Well, I suppose the biggest news is that Flossie who has been phoning, texting regularly over the last 2-3 months, has finally backed me into a corner....in a nice way.

The devil (her dad), gave her an ultimatum a couple of years ago, him or me....so obvioulsy it was her dad....she always was a complete daddy's gal. However she has been writing, phoning, and texting wanting to meet up. I spoke to her last Saturday evening and agreed I would meet up with her this weekend, so tomorrow I'm picking her up in the morning, we will go shopping to the outlet in the countryside, then maybe the pictures and lunch/dinner out. I have missed her happy little self, however have major, major, major anxieties about going back, as I really am not keen to hear about her dad, but how would one excpect a teenager not to mention an important part of her life?
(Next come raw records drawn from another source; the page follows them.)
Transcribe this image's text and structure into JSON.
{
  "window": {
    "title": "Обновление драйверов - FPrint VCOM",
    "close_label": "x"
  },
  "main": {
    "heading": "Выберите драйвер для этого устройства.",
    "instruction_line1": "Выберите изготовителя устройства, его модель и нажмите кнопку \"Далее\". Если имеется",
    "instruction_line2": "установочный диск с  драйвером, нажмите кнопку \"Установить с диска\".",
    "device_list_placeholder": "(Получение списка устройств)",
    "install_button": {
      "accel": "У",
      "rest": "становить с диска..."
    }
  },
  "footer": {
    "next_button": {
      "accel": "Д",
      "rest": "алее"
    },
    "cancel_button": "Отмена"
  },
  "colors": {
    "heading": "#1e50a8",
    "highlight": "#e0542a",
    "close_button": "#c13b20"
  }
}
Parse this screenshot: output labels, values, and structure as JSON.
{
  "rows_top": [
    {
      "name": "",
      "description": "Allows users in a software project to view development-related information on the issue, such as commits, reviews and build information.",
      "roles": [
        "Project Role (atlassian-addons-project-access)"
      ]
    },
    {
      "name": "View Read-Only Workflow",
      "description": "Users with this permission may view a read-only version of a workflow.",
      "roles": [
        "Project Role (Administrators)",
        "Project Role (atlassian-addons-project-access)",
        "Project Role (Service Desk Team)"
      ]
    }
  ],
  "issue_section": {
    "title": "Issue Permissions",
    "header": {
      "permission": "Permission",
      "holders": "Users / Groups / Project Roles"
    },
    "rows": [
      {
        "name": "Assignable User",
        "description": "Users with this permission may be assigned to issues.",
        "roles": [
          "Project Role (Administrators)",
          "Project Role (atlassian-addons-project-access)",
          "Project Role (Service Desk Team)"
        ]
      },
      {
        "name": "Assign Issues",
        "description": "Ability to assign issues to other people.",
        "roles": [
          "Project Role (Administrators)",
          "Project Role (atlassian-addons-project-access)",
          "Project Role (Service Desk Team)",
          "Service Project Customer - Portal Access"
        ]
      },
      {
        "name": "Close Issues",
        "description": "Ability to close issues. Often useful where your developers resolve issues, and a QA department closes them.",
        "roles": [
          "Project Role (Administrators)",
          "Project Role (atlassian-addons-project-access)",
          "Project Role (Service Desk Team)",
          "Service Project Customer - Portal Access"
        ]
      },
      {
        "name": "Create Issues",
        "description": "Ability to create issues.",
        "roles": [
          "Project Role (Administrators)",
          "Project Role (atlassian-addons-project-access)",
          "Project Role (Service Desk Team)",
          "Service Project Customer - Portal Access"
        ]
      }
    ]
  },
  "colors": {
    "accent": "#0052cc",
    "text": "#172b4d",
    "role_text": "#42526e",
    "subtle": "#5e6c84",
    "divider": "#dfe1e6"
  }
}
From the conversations we have had, school seems to be going well stll, I was always quite obsessed about her doing well at school....encouragin her to read all the time and always take pride in her homework. She is doing three sciences and appears to be achieving in these, which I hope will bode well for the future.

So, what's to do? The usual weekend routine needs to begin...sort my house out, which is generally more untidy than I can stand this week...I have been so late and knackered this week, that I haven't got a great deal done housework wise. I am usually quite an obsessional bird, so I need to go and feed the goddam obsession!!